Recently, I had an offsite workshop with my team to revisit our activities, define the next priorities and improve team work and collaboration.

As in every workshop, we had several team building activities, and one which rang bells in my head. We decided to collaboratively create a team tune. So, as you might guess, this wasn’t an easy challenge. We had initiated a collective team brainstorming session to reach our goal. After intensive creative ideation, we agreed:

  1. Our genre will be Regatten Pop

  2. Our rhythm will be positive and upbeat

  3. Team members decided to be the music composers and each chose an instrument they want while I took the role of the producer

  4. Use the Apple GarageBand for conduction & production (this is because we had Apple devices and I was familiar with the tool)

Each team member went away and started working on their instruments and beats separately, having full freedom on what they want to create, of course sticking to the Rhythm, genre & tool. After that, I collected each of the team member’s beats, put them together and we made our team tune. Of course, this needed multiple iterations to ensure the different instruments join in at the right time, fade at the right time and of course the right tune for the taste of the team. This activity really stuck with me because it is was an excellent real life example of what everyone is trying to achieve within Agile teams and leadership. In my perspective, leaders, especially in the digital Agile age, should work with their teams in such a manner that they give empowerment & freedom at the team, sub team and individual level, within a jointly agreed principles, and the leader should then link/connect/join everyone’s outputs to produce the final product. Based on the music journey we had, most important is to have GRIP in your principles:

  1. Genre: The Genre should be driven on the audience of your product.
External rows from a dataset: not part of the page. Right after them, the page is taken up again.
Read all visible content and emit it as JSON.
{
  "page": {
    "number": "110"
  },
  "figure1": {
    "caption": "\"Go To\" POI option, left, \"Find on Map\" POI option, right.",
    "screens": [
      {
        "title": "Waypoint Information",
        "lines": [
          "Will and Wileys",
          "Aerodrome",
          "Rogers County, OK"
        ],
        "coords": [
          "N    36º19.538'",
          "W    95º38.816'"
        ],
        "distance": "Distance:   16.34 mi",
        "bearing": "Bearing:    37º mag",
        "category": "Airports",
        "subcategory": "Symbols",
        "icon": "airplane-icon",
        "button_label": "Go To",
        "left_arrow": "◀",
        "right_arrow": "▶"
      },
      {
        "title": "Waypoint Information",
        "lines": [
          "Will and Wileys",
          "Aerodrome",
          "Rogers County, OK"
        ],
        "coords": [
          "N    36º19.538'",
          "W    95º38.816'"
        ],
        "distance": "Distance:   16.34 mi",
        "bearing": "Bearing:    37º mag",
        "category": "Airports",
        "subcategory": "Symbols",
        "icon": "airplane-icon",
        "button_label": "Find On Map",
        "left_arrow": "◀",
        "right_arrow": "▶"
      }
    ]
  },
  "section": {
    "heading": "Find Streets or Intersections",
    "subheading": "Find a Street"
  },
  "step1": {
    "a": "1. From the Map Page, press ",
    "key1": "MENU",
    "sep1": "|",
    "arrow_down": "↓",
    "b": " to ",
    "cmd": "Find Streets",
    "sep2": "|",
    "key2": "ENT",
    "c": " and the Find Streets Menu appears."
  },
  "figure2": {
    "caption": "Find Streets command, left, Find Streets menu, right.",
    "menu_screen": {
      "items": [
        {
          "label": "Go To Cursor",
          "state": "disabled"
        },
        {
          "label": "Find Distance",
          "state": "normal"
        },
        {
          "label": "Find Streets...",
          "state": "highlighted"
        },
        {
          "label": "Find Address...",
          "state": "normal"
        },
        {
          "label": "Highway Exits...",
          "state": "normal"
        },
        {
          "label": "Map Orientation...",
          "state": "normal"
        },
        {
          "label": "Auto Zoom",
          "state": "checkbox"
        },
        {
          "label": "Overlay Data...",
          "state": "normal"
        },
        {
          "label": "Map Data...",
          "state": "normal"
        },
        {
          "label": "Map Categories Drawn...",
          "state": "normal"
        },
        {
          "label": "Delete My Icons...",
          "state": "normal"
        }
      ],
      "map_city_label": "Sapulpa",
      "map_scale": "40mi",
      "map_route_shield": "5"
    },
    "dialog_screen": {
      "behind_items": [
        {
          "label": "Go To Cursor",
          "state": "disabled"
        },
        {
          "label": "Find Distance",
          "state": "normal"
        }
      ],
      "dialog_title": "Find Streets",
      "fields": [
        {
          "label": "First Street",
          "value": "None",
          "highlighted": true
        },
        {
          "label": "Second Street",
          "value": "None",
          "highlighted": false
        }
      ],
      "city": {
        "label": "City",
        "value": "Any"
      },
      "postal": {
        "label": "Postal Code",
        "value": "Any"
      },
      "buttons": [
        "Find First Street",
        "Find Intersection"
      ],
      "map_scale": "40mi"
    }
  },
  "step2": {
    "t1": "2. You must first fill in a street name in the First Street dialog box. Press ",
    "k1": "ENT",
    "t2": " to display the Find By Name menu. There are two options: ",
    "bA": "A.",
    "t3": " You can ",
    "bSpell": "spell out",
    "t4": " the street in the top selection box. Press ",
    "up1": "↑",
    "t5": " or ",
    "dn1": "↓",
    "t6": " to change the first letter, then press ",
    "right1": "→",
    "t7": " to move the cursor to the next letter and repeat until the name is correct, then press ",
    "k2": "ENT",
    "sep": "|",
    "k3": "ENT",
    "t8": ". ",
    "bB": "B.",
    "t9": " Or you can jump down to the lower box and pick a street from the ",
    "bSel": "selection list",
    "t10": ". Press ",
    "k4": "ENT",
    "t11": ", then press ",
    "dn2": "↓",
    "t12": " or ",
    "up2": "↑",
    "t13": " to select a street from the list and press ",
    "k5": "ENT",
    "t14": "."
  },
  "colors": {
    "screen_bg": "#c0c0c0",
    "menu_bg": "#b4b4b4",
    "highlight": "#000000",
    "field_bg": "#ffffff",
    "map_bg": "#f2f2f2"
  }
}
It can be sometimes the team internally (like in our case) but most of the time it will be for your digital consumer. Important is that you will never find a Genre that pleases all audience. So pick your primary audience wisely and work on the Genre for them.

  2. Rhythm: The rhythm is the Framework and tempo that you want the teams, sub teams and the individuals to work within. This is crucial as any diversion from the rhythm, which is not easily identifiable on the individual level but will definitely cause issues when you start joining the work on a sub team or team level. The rhythm will also drive your sprints and your outputs.

  3. Instruments: Instruments are the roles and tools each team, sub team and individual team member is taking and using to develop the tune/product. This has to be clearly defined from the beginning to ensure smooth progress, less friction within teams and of course enhanced collaboration/handovers/transitions.

  4. Production: Products/Sub products can be defined on sub team or team level or of course at a Organisation level. Here the leaders, at each level, have key role to play to connect the pieces together. The leader should also ensure that any required iterations are worked on within the teams, subteams or individuals themselves to ensure they are kept and felt empowered across the entire production process.

In the next 100 days,

  1. If not done already, review your principles and ensure it has at least the GRIP are within it

  2. Use the music analogy to simplify the communication of how agile teams can and should work

  3. Create your own team tune - its engaging, motivating and its FUN!